Les militants de la Coalition avenir Québec (CAQ) se sont dotés d'un programme de parti en un temps record, samedi, après seulement deux heures de plénière.
Quelque 500 délégués étaient réunis à Victoriaville au congrès fondateur de la CAQ. Ils ont débattu en atelier et en plénière de 59 propositions.
Parmi celles-ci, l'abolition du cours Éthique et culture religieuse au primaire a été adoptée, tout comme l'abolition des commissions scolaires, votée avec une écrasante majorité.
Aussi, si la CAQ prend le pouvoir lors des prochaines élections, elle s'engage à imposer le vote secret lors d'accréditations syndicale. Les militants ont aussi convenu, après débat, d'augmenter les investissements de la Caisse de dépôt et placement dans les entreprises québécoises.

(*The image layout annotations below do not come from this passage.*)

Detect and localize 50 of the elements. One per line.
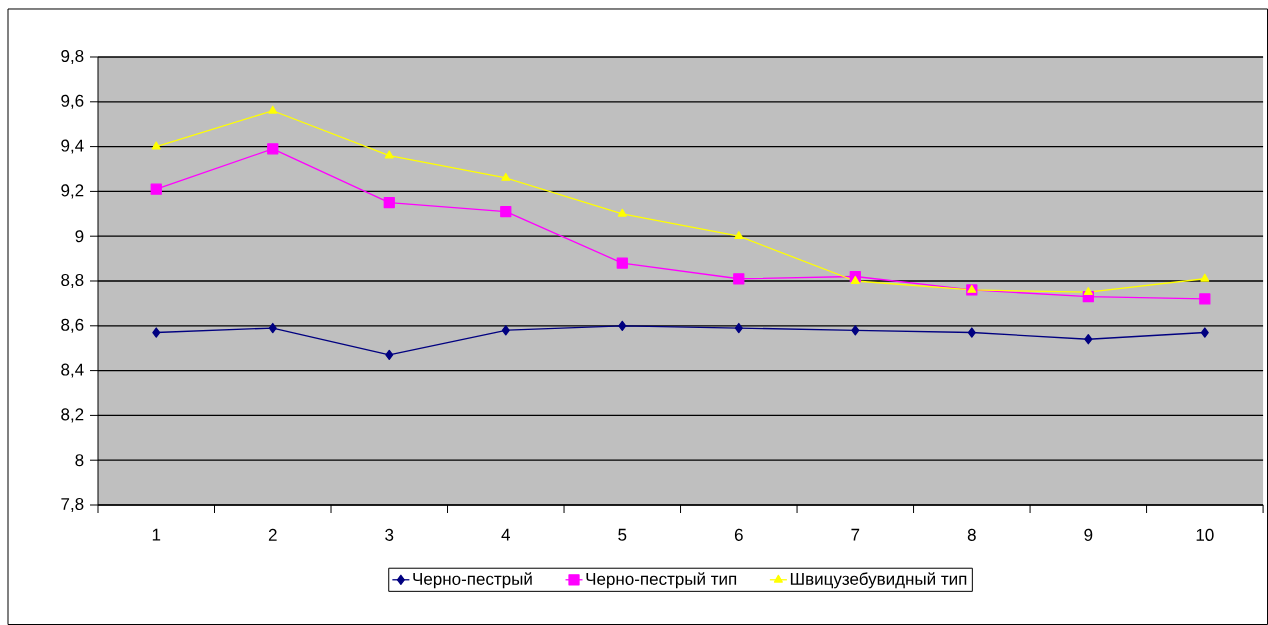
point: [967, 327, 976, 338]
y-tick-label: 8,4: [61, 363, 84, 378]
x-tick-label: 2: [268, 528, 277, 541]
x-tick-label: 3: [385, 528, 394, 541]
y-tick-label: 9,8: [61, 49, 84, 65]
x-tick-label: 7: [851, 528, 860, 541]
point: [268, 105, 278, 114]
legend-label: Черно-пестрый: [413, 572, 532, 589]
point: [385, 349, 394, 361]
point: [1200, 273, 1210, 282]
point: [267, 143, 279, 155]
legend-label: Черно-пестрый тип: [586, 572, 737, 589]
point: [151, 141, 161, 150]
point: [733, 273, 745, 285]
x-tick-label: 1: [152, 528, 161, 541]
point: [1084, 334, 1093, 345]
point: [1083, 287, 1093, 296]
point: [500, 205, 512, 218]
point: [734, 231, 744, 240]
x-tick-label: 4: [501, 528, 511, 541]
point: [383, 196, 395, 209]
y-tick-label: 9,2: [61, 184, 84, 199]
x-tick-label: 5: [618, 528, 627, 541]
y-tick-label: 9,6: [61, 94, 84, 109]
point: [268, 322, 277, 334]
y-tick-label: 9: [75, 230, 84, 243]
x-tick-label: 8: [967, 528, 976, 541]
point: [616, 257, 628, 269]
legend-label: Швицузебувидный тип: [790, 572, 967, 589]
point: [501, 172, 511, 181]
point: [1200, 327, 1209, 338]
point: [152, 327, 161, 338]
y-tick-label: 8,2: [61, 408, 84, 423]
point: [850, 275, 860, 284]
point: [501, 325, 510, 336]
x-tick-label: 6: [734, 528, 743, 541]
x-tick-label: 10: [1196, 528, 1214, 541]
y-tick-label: 7,8: [61, 497, 84, 513]
point: [618, 320, 627, 331]
y-tick-label: 8,6: [61, 318, 84, 333]
x-tick-label: 9: [1084, 528, 1093, 541]
point: [1199, 293, 1211, 305]
point: [851, 325, 860, 336]
point: [384, 150, 394, 159]
point: [150, 183, 162, 195]
point: [734, 322, 743, 334]
y-tick-label: 9,4: [61, 139, 84, 154]
y-tick-label: 8,8: [61, 273, 84, 289]
y-tick-label: 8: [75, 454, 84, 467]
point: [617, 208, 627, 217]
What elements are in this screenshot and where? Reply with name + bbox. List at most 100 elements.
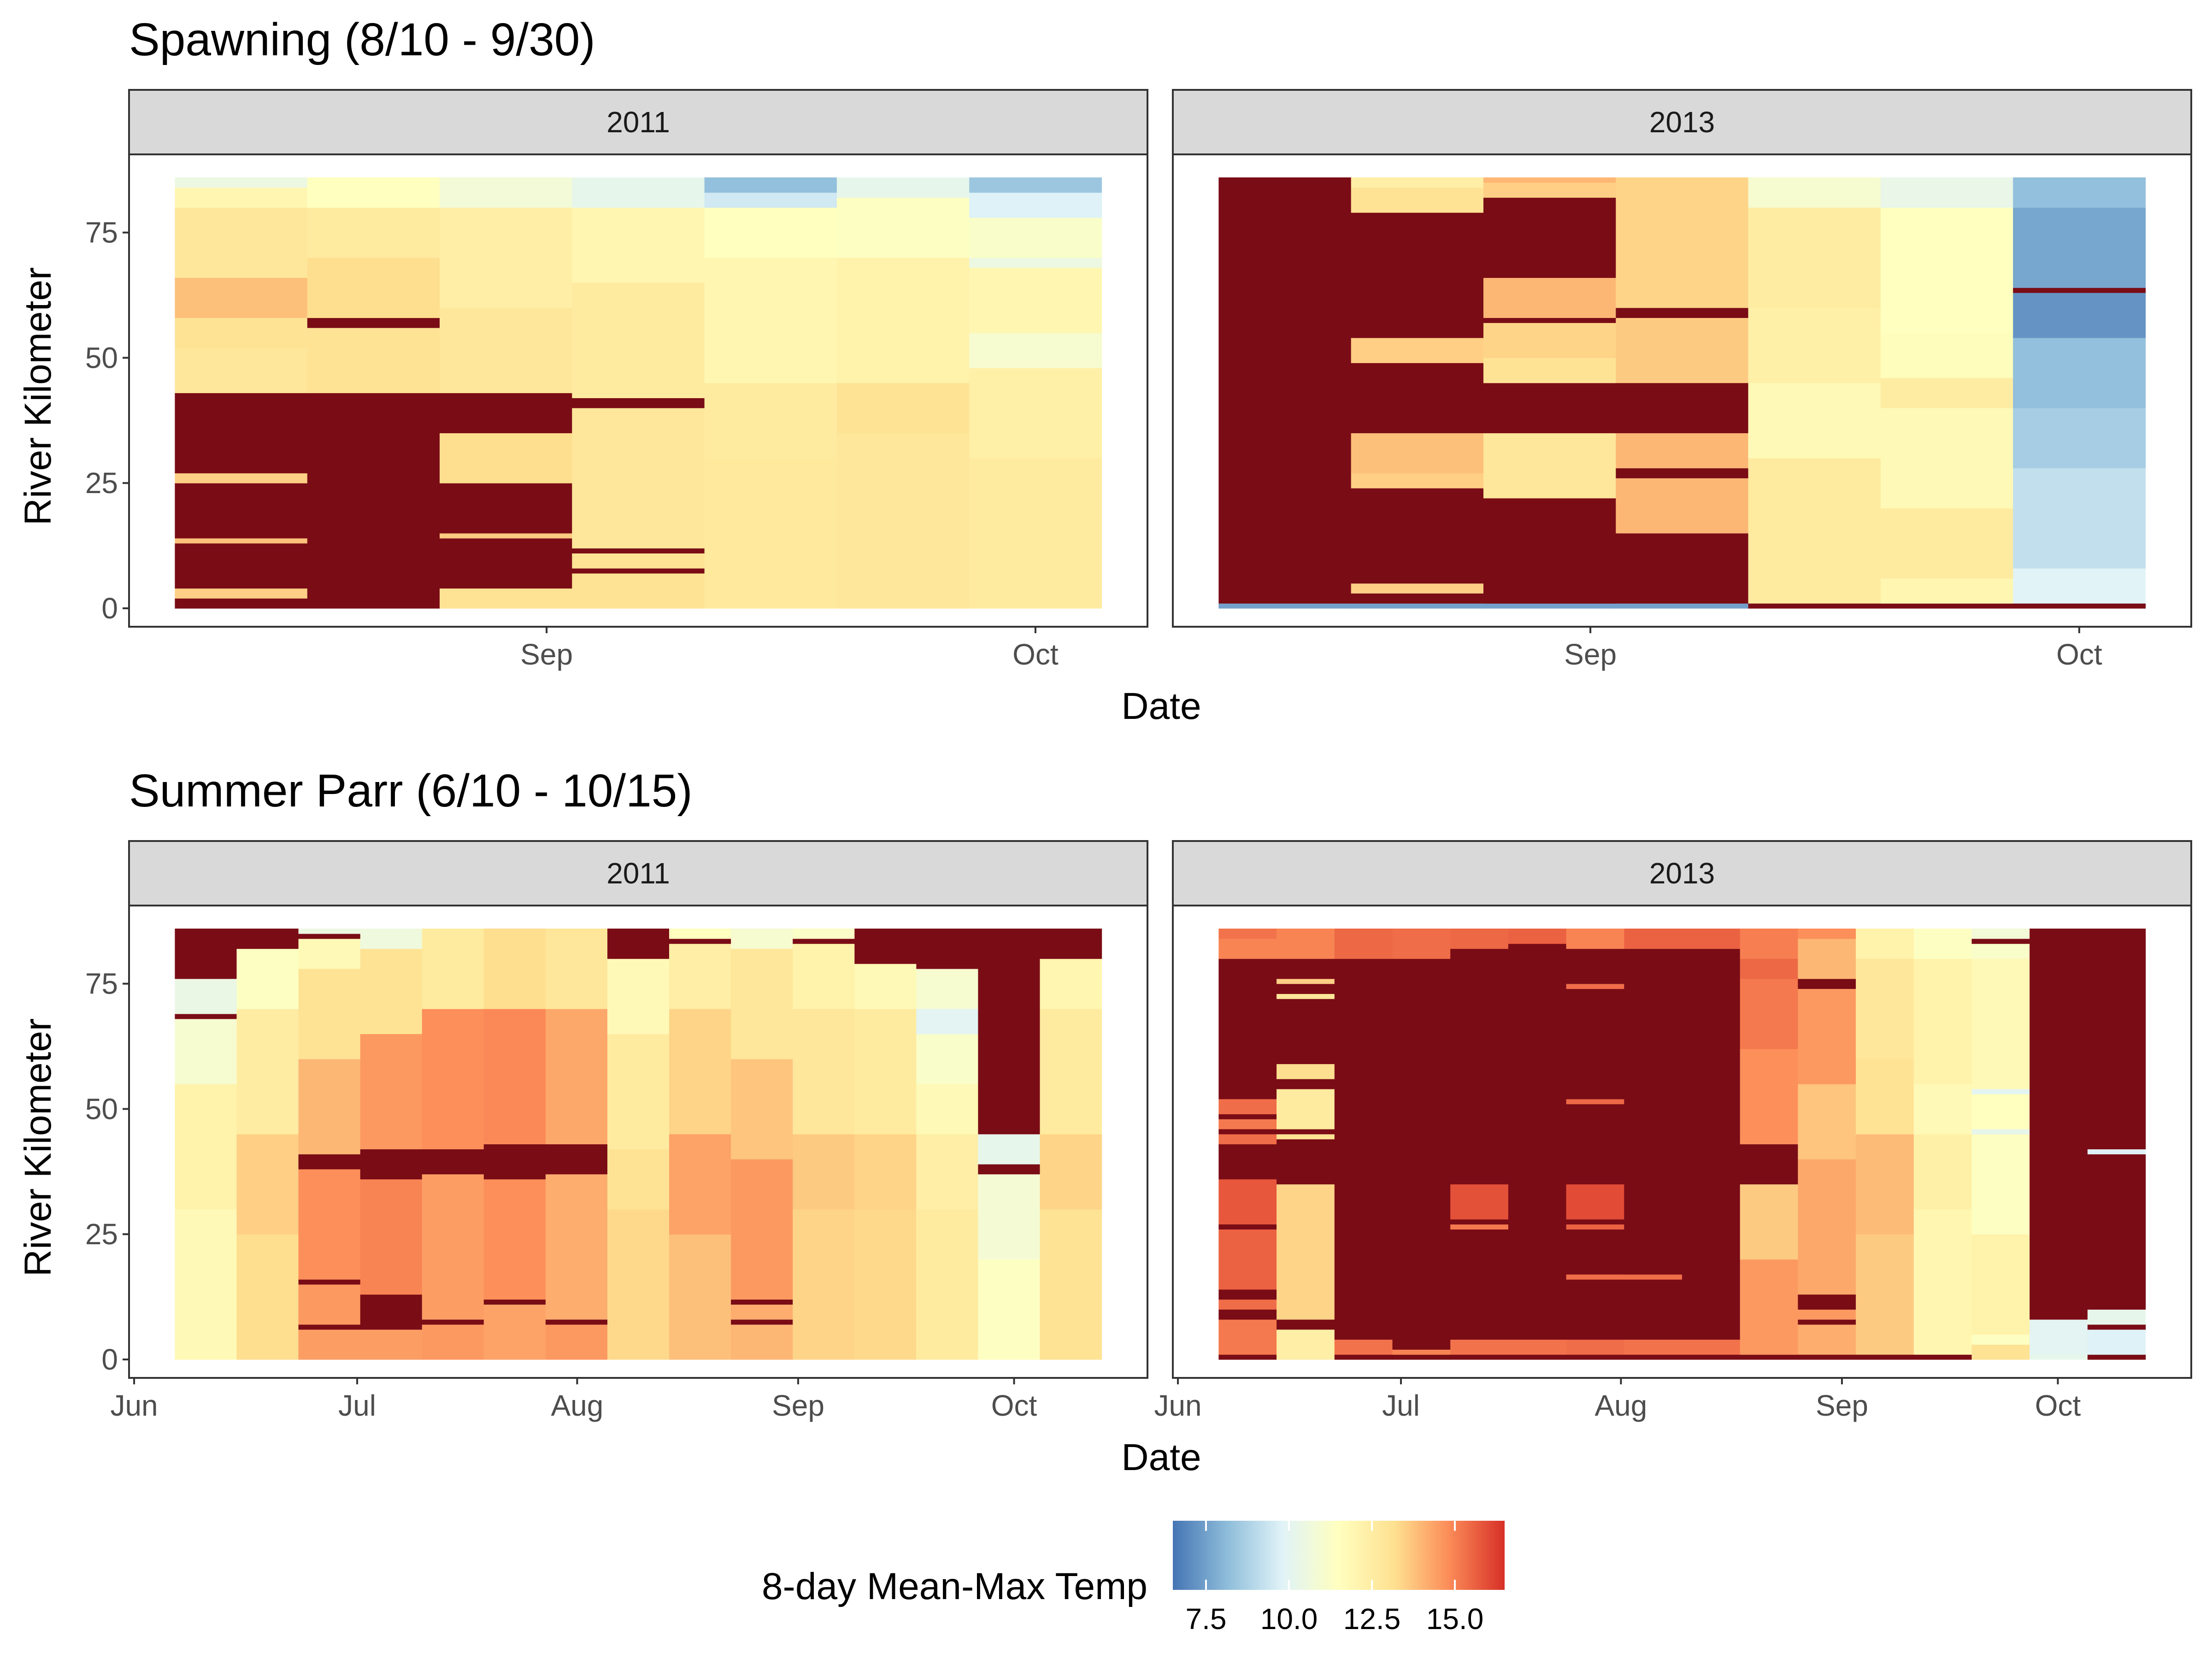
heat-cell (1566, 1354, 1624, 1360)
heat-cell (1483, 498, 1616, 599)
x-tick-label: Sep (1564, 638, 1617, 671)
heat-cell (1392, 1229, 1451, 1250)
heat-cell (298, 929, 361, 934)
heat-cell (731, 1319, 793, 1325)
heat-cell (704, 177, 837, 193)
heat-cell (175, 277, 308, 318)
legend-tick-label: 15.0 (1426, 1602, 1484, 1635)
heat-cell (669, 1234, 731, 1360)
heat-cell (1740, 959, 1798, 979)
heat-cell (969, 192, 1102, 218)
heat-cell (298, 1279, 361, 1285)
heat-cell (1450, 948, 1509, 1185)
heat-cell (572, 177, 705, 208)
heat-cell (1351, 488, 1484, 584)
heat-cell (704, 192, 837, 208)
heat-cell (793, 1134, 855, 1210)
heat-cell (1616, 603, 1749, 609)
heat-cell (1566, 1279, 1624, 1340)
heat-cell (793, 1209, 855, 1360)
heat-cell (422, 929, 484, 1009)
heat-cell (1616, 318, 1749, 383)
heat-cell (1218, 1229, 1277, 1290)
heat-cell (1740, 978, 1798, 1049)
heat-cell (1483, 382, 1616, 434)
heat-cell (1624, 1339, 1683, 1355)
panel-0-2013: 2013 Sep Oct (1172, 89, 2192, 671)
facet-strip (128, 840, 1148, 906)
heat-cell (236, 948, 299, 1009)
heat-cell (422, 1319, 484, 1325)
heat-cell (916, 1009, 978, 1034)
heat-cell (1218, 929, 1277, 939)
heat-cell (1450, 929, 1509, 949)
heat-cell (440, 483, 572, 534)
heat-cell (422, 1149, 484, 1165)
heat-cell (2013, 568, 2146, 604)
heat-cell (1682, 1339, 1741, 1355)
heat-cell (572, 553, 705, 569)
heat-cell (298, 1324, 361, 1330)
heat-cell (1218, 1224, 1277, 1230)
heat-cell (836, 433, 970, 609)
heat-cell (2013, 468, 2146, 569)
heat-cell (1913, 1134, 1972, 1210)
heat-cell (175, 1084, 237, 1210)
heat-cell (978, 1174, 1041, 1260)
heat-cell (545, 1319, 608, 1325)
heat-cell (1798, 929, 1856, 939)
heat-cell (1971, 1234, 2030, 1335)
heat-cell (1616, 533, 1749, 594)
heat-cell (1218, 1144, 1277, 1180)
heat-cell (1450, 1229, 1509, 1340)
x-tick-label: Sep (1816, 1389, 1868, 1422)
heat-cell (1880, 177, 2013, 208)
heat-cell (440, 307, 572, 394)
heat-cell (1277, 1184, 1335, 1320)
heat-cell (1880, 603, 2013, 609)
heat-cell (175, 207, 308, 278)
heat-cell (572, 282, 705, 398)
heat-cell (916, 1034, 978, 1084)
heat-cell (1798, 988, 1856, 1084)
heat-cell (969, 368, 1102, 459)
heat-cell (1334, 929, 1393, 959)
heat-cell (607, 1209, 670, 1360)
facet-strip (1172, 840, 2192, 906)
heat-cell (1483, 433, 1616, 499)
heat-cell (1483, 318, 1616, 323)
heat-cell (669, 929, 731, 939)
heat-cell (1218, 1179, 1277, 1224)
heat-cell (2013, 293, 2146, 338)
heat-cell (1351, 473, 1484, 488)
panel-1-2011: 2011 0 25 50 75 Jun Jul Aug Sep Oct (85, 840, 1148, 1422)
heat-cell (175, 318, 308, 348)
heat-cell (545, 1009, 608, 1145)
heat-cell (1798, 1084, 1856, 1159)
heat-cell (440, 207, 572, 308)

La Coalition promet aussi, notamment :
Des résolutions qui avaient d'abord été rejetées en atelier, en avant-midi, ont été réinstaurées dans le programme en après-midi, lors des plénières. C'est le cas de la proposition visant à limiter à 45 000 le nombre d'immigrants pendant deux ans pour implanter entre temps des mécanismes afin de maximiser leur employabilité et leur intégration. C'est aussi le cas de la résolution sur la promotion des arts et de la culture québécoise, qui avait été d'abord rejetée par les militants en atelier parce qu'il la trouvait insuffisante.
Un chef satisfait
Toutes les régions du Québec étaient représentées au congrès. Les anciens adéquistes étaient très nombreux, mais la présence de plusieurs personnes qui assistaient pour la première fois à un rassemblement politique a aussi été remarquée, ce qui a réjoui François Legault : « Ça me donne l'espoir qu'on va gagner la bataille contre le cynisme à l'égard de la politique ».
François Legault, qui s'est promené au cours de l'avant-midi entre les différents ateliers dans lesquels étaient débattues les propositions caquistes, a dit en fin journée avoir senti que « même s'il y avait des désaccords », les militants de la CAQ avaient « une vision commune de l'avenir du Québec ».
La droite, la gauche, ça n'existent pas...
Au début du congrès, le cofondateur de la défunte Action démocratique du Québec, Jean Allaire, a prévenu les médias que le programme de la CAQ ne sera ni à gauche, ni à droite. « Les histoires de gauche et de droite, c'est tout artificiel, ça. Ça existe à des endroits où les gens comprennent ce que c'est », a-t-il ajouté, mettant au défi les journalistes de trouver des personnes, ici, qui comprenaient ce que cela signifiait.